Die unentgeltliche (Rück-)übertragung des Grundstückes stellt grds. eine Schenkung dar, daher fällt Schenkungssteuer an.

Allerdings dann nicht, wenn eine Rückforderung wegen groben Undanks, § 530 BGB vorgenommen wurde oder ein vertragliches Rückforderungsrecht (Rückausflassungsvormerkungen im Schenkungsvertrag) ausgeübt wurde.

Hier wären natürlich Verwahrlosung, Unterschlagung u. ä. beweiserheblich vorzutragen.

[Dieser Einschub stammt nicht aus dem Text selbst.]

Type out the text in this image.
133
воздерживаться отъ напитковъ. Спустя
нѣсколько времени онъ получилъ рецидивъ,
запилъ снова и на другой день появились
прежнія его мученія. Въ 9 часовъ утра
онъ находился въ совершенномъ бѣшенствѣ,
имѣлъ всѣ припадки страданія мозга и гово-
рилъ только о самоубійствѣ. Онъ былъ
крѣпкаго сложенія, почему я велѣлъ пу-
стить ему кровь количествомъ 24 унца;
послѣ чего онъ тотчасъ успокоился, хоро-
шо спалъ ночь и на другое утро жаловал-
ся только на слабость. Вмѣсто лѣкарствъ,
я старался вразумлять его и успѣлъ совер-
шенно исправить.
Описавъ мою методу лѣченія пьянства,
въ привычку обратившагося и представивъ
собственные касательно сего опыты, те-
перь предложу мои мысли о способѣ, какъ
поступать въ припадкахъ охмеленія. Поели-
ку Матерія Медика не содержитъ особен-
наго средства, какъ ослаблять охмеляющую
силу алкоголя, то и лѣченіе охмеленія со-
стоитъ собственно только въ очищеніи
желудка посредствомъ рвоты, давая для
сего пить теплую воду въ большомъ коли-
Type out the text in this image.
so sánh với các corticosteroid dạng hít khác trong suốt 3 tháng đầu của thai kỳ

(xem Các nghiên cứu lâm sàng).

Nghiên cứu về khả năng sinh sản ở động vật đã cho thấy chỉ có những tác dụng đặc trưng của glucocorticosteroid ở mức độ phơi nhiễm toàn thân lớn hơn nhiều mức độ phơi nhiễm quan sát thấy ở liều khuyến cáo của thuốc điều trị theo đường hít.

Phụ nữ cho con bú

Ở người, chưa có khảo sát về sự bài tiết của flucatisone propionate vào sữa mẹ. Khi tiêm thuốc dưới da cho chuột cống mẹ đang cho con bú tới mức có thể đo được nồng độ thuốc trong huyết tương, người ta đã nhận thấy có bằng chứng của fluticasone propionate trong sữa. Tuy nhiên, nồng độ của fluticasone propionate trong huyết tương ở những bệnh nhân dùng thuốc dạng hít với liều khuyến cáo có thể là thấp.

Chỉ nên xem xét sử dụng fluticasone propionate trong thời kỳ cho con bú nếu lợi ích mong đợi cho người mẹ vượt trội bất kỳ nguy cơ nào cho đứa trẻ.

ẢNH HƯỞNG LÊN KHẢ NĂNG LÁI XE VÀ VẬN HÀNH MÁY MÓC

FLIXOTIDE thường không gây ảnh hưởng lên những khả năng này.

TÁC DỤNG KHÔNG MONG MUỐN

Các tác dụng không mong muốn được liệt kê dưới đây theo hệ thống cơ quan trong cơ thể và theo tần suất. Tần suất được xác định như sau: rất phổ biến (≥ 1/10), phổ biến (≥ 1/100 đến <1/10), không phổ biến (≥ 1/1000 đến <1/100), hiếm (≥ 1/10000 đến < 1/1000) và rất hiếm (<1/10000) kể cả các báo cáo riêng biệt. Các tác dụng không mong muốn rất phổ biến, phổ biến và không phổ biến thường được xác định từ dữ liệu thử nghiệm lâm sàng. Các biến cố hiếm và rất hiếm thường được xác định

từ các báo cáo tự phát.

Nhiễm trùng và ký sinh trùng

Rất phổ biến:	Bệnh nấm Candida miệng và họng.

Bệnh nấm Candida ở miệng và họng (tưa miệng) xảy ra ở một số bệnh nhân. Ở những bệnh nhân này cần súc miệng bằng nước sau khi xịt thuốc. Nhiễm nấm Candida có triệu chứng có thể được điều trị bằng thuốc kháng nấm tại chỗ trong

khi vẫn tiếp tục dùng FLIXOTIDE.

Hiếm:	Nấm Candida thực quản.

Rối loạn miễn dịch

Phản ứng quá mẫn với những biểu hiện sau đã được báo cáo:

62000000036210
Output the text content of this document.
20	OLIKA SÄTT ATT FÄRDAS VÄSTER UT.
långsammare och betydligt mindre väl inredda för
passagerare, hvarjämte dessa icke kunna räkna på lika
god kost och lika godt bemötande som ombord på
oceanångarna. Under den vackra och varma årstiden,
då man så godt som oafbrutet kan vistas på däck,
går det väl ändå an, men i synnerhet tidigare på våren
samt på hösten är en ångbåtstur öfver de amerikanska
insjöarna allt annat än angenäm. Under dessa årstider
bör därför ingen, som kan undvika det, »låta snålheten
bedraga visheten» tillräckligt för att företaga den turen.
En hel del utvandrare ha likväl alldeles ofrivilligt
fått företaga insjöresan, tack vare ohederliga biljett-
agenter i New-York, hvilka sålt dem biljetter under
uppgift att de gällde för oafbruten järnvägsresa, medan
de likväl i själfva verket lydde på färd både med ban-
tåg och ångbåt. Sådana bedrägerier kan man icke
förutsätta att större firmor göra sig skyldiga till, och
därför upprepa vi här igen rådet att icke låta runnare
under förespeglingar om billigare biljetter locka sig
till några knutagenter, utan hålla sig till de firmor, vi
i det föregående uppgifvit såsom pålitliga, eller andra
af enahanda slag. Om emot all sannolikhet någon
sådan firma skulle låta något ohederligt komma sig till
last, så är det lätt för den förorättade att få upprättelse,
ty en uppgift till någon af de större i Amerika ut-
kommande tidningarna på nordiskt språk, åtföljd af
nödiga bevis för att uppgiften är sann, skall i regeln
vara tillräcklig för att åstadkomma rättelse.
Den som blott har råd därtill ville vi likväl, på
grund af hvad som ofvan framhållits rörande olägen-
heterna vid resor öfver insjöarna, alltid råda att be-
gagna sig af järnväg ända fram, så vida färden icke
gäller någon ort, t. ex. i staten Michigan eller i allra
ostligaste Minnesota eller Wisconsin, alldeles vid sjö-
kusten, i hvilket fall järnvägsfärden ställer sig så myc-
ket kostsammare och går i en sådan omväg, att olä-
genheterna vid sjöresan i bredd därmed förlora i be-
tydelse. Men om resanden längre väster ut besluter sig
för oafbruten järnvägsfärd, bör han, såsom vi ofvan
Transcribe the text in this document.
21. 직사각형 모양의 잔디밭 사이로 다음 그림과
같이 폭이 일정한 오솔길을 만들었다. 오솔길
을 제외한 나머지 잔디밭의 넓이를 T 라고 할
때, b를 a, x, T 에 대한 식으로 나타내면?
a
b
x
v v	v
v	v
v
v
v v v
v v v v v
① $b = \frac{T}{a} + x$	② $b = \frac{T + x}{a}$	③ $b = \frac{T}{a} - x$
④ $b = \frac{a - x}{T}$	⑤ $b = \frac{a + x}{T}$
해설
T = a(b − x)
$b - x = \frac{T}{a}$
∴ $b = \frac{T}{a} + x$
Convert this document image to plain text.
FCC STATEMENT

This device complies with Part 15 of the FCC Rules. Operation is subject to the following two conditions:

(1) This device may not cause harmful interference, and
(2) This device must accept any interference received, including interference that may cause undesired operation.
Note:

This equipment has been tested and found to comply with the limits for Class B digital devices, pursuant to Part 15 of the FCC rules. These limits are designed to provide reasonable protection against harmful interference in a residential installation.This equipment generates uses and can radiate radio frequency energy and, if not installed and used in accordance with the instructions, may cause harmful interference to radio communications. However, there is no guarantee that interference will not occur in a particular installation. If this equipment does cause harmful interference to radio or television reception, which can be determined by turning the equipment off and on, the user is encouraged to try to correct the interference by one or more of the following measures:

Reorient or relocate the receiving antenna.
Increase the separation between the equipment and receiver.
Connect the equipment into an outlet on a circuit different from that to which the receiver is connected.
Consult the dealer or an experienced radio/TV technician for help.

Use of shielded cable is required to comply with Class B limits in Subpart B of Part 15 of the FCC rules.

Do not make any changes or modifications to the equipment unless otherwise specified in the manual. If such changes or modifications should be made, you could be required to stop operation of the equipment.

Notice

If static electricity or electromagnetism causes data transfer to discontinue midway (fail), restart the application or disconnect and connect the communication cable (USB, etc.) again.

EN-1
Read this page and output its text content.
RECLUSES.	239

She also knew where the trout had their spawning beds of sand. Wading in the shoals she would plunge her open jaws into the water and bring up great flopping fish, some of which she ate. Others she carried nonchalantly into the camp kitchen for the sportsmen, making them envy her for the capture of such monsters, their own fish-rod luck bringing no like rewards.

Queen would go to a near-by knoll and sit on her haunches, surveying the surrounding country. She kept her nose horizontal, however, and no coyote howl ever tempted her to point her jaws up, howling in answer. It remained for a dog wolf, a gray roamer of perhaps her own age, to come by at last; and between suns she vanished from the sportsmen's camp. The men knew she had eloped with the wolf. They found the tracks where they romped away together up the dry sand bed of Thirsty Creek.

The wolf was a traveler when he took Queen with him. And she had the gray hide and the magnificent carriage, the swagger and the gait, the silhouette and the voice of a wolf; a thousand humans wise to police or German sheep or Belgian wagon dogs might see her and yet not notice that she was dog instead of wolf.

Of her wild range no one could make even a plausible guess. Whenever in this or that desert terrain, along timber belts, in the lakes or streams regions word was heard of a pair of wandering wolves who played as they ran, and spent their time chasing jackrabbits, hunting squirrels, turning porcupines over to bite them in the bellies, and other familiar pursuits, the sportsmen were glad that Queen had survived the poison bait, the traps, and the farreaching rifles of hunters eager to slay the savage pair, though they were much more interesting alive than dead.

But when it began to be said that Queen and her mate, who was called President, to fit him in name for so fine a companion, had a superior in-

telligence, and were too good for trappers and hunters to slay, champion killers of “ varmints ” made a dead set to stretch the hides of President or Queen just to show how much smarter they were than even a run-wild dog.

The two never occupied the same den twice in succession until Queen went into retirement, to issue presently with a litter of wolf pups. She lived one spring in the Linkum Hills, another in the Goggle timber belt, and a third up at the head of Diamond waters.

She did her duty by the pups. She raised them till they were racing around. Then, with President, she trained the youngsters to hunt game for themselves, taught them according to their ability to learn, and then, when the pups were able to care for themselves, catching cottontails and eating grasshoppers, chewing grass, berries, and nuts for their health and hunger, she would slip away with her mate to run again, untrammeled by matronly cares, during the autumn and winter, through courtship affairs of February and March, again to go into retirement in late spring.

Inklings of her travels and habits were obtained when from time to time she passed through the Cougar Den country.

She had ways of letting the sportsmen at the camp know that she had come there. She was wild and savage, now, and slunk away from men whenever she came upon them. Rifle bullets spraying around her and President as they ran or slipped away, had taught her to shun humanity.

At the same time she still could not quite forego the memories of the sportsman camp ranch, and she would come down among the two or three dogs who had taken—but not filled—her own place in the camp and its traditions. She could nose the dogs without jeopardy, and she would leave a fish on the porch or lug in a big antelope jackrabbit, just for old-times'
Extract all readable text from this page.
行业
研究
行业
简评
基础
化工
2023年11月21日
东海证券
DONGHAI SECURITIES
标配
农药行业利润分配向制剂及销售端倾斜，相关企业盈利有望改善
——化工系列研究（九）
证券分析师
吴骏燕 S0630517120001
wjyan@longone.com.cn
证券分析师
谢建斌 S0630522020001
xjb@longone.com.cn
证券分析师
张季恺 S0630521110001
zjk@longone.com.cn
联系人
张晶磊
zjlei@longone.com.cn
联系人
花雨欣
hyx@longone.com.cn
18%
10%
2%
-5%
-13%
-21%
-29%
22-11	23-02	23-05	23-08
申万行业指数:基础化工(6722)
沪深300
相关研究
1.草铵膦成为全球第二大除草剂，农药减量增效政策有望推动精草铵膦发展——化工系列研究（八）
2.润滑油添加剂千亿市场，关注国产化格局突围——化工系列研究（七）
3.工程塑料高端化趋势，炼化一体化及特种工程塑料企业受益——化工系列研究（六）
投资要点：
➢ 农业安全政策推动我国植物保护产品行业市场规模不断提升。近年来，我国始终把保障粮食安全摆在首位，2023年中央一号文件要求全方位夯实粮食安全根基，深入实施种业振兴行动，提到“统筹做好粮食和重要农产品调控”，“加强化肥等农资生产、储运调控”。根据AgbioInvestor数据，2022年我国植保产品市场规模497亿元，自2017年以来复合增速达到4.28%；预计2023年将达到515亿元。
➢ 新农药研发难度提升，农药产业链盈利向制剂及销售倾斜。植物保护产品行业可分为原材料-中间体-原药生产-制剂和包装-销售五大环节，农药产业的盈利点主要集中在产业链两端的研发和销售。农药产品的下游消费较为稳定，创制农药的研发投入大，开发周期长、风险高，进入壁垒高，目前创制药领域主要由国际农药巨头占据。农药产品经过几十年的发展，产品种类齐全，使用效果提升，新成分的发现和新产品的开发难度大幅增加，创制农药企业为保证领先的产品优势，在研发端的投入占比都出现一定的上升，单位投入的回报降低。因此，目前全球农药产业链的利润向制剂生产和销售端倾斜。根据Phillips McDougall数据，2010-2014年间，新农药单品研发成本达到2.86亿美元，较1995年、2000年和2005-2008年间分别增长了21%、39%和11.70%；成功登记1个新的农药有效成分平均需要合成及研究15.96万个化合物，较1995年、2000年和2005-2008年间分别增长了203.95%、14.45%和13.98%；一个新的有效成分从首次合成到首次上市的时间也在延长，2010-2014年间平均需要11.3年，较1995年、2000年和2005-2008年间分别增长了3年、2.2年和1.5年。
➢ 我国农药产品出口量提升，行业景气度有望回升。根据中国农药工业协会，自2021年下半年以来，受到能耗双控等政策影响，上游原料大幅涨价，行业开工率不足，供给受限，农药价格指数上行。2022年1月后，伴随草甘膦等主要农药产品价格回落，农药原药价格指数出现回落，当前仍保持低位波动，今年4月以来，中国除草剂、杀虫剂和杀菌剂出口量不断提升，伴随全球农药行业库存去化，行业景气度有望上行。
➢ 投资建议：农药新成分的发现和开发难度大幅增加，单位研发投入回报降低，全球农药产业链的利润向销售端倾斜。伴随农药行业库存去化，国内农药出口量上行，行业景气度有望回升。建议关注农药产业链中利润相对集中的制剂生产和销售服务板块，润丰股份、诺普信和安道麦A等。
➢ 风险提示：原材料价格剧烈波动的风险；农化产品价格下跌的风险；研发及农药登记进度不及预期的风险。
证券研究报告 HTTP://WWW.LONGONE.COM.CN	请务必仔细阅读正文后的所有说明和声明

Auch zusätzlicher Rückforderungsgrund wg. Verarmung (Pflegekosten) gem. § 528 BGB wäre zielführend mit anzuführen :-)

G imager761

Vielen Dank für die schnelle Antwort.

Beweisen können wir tatsächlich, dass Geld unterschlagen wurde, auch die Verwahrlosung. Es gab Vollstreckungsbescheide, sehr viele Mahnungen, sehr viele offene Rechnungen, die mein Mann und ich erstmal bezahlt haben. Bei einer Pension von 3000,- € die mein Schwiegervater erhält, sehr ungewöhnlich. Von Verarmung wegen der Pflege kann man hier nicht sprechen. Allerdings muss nun noch einiges abbezahlt werden. Daher ist kaum Geld da. Allerdings läuft es zur Zeit.Habe alles ganz gut auf Reihe. Wir haben ca 15000,- Euro vorgestreckt, damit erstmal die wichtigsten Dinge bezahlt sind. Allein in der Apotheke waren es 12000,- €, durch private KV. Wobei da noch immer knapp 9000,- € offen sind. Und auch das Haus muss noch abbezahlt werden. Haben Fotos vom Haus und dem Grundstück gemacht um die Verwahrlosung zu belegen. Allerdings stand keine Klausel im Vertrag, welche die Tochter gebrochen hätte, bezüglich Pflege etc. Das war alles mündlich abgesprochen. Sie hat aber eine Generalvollmacht gehabt. Notariell beglaubigt. Das macht uns Bauchschmerzen. Wir haben jetzt alles zusammengetragen und werden versuchen, dass beim Finanzamt entsprechend vorzubringen.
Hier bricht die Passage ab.